In the ODIXa-DVT study, the incidence of major and minor bleeding increased with escalating doses of rivaroxiban (range of 5.0% to 11.6%) as compared with patients treated with enoxaparin/warfarin (6.3%).¹⁰¹ In the EINSTEIN-DVT study, the incidence of clinically relevant bleeding occurred in 2.2%–6.0% of patients in rivaroxaban groups and in 8.8% of patients in heparin/warfarin group, with no significant dose response for bleeding.¹⁰² In these two studies, no dose-efficacy relationship with rivaroxaban treatment was observed. However, the dose-dependent increase in the risk of bleeding was reported in the ODIXa-DVT study indicating that a twice-daily regimen for rivaroxaban might increase risk of bleeding. Nonetheless, the results of these two studies had supported the safety and efficacy of rivaroxaban in the treatment of DVT. Based on these results, further phase III randomized trials of rivaroxaban for the treatment of DVT and for the prevention of stroke in AF (ROCKET-AF) with 20 mg once-daily are undergoing. Rivaroxaban was been assessed by NICE,¹⁰³ who have recommended it as an option for the prevention of VTE in adults having elective total hip replacement surgery or elective total knee replacement surgery. The initial dose, subject to normal hemostasis and reflective of additional risk factors, should be 10 mg within 6–10 hours after surgery, then for two weeks in knee surgery or five weeks in major hip surgery.

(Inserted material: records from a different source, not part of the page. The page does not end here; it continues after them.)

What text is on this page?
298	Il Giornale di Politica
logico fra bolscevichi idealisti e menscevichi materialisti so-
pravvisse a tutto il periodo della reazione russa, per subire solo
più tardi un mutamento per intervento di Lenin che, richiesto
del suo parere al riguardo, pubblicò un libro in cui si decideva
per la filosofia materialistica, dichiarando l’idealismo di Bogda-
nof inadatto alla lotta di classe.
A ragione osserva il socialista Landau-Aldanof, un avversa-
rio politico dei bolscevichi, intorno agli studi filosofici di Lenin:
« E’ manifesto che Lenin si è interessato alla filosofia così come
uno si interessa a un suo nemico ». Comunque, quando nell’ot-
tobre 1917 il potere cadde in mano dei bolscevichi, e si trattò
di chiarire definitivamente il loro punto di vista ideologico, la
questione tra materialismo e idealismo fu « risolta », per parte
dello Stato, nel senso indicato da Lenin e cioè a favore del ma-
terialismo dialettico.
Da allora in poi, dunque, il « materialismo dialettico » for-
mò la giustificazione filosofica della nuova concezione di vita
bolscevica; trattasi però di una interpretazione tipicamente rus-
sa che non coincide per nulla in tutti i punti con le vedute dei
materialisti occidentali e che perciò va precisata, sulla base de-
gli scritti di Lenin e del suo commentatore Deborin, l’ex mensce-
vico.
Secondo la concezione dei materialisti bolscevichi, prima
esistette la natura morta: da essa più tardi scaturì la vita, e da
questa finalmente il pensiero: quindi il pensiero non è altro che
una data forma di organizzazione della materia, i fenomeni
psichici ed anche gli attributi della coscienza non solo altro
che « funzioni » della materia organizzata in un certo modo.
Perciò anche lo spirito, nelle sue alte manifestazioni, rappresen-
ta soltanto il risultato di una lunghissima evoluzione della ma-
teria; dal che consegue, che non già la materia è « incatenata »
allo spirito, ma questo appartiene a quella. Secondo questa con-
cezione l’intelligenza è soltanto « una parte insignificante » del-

Apixaban is a highly selective and potent inhibitor of factor Xa at advanced clinical development. It has a small molecular weight, with a bioavailability of more than 50% and half-life of between nine and 14 hours. Apixaban has fixed twice-daily dosing and is metabolized in the liver via CYP3A4, with about 25% excreted by the kidneys and the remainder by intestinal excretion.¹⁰⁴ It has been shown to be safe and well tolerated in initial testing in volunteers and its anticoagulant effects closely correlated to plasma concentration of the drug. In the phase II APROPOS trial apixaban prevented more cases of VTE and death after total knee replacement than enoxaparin, but the risk of bleeding correlated with drug dose.¹⁰⁵ In a relatively small Botticelli-DVT trial (520 patients with acute symptomatic DVT), apixaban demonstrated effectiveness in the prevention of recurrent VTE similar to conventional therapy with LMWH followed by warfarin (target INR 2.0–3.0). The principal safety outcome (composite of major and clinically relevant, nonmajor bleeding) occurred in 7.3% of the apixaban-treated patients versus 7.9% of patients with reference treatment.¹⁰⁶

Another direct thrombin inhibitor, betrixaban, is being trialed. It has a small molecular weight, with an oral bioavailability of 47% and half-life of 19 hours, and is eliminated via intestinal excretion. A randomized phase II clinical trial, the EXPERT study, investigated the safety and efficacy of betrixaban in comparison with enoxaparin for VTE prevention in patients undergoing total knee replacement surgery. More than 200 patients were randomized to either betrixaban (15 or 40 mg twice daily) or enoxaparin (30 mg twice daily). Betrixaban demonstrated antithrombotic activity and appeared well tolerated in knee replacement patients at the doses studied.¹⁰⁷

Conclusions

In the UK, government initiatives have pushed anticoagulation center-stage in many aspects of medical and surgical care.^108,109 The vast weight of prevention and treatment of VTE falls to the management of warfarin and LMWHs, with fondaparinux gaining use. However, the last few years has seen the development of new oral anticoagulants that may take over from currently established agents,¹¹⁰ and for which government bodies are releasing guidelines.^78,79,94,103 It seems likely that future practice will see the increasing use of novel oral anticoagulants.

Disclosures

ADB has taken hospitality, speaker fees and research funds from GlaxoSmithKline, Sanofi-Aventis and Boehringer Ingleheim. The University Department of Medicine at City Hospital recruits for anticoagulant trials.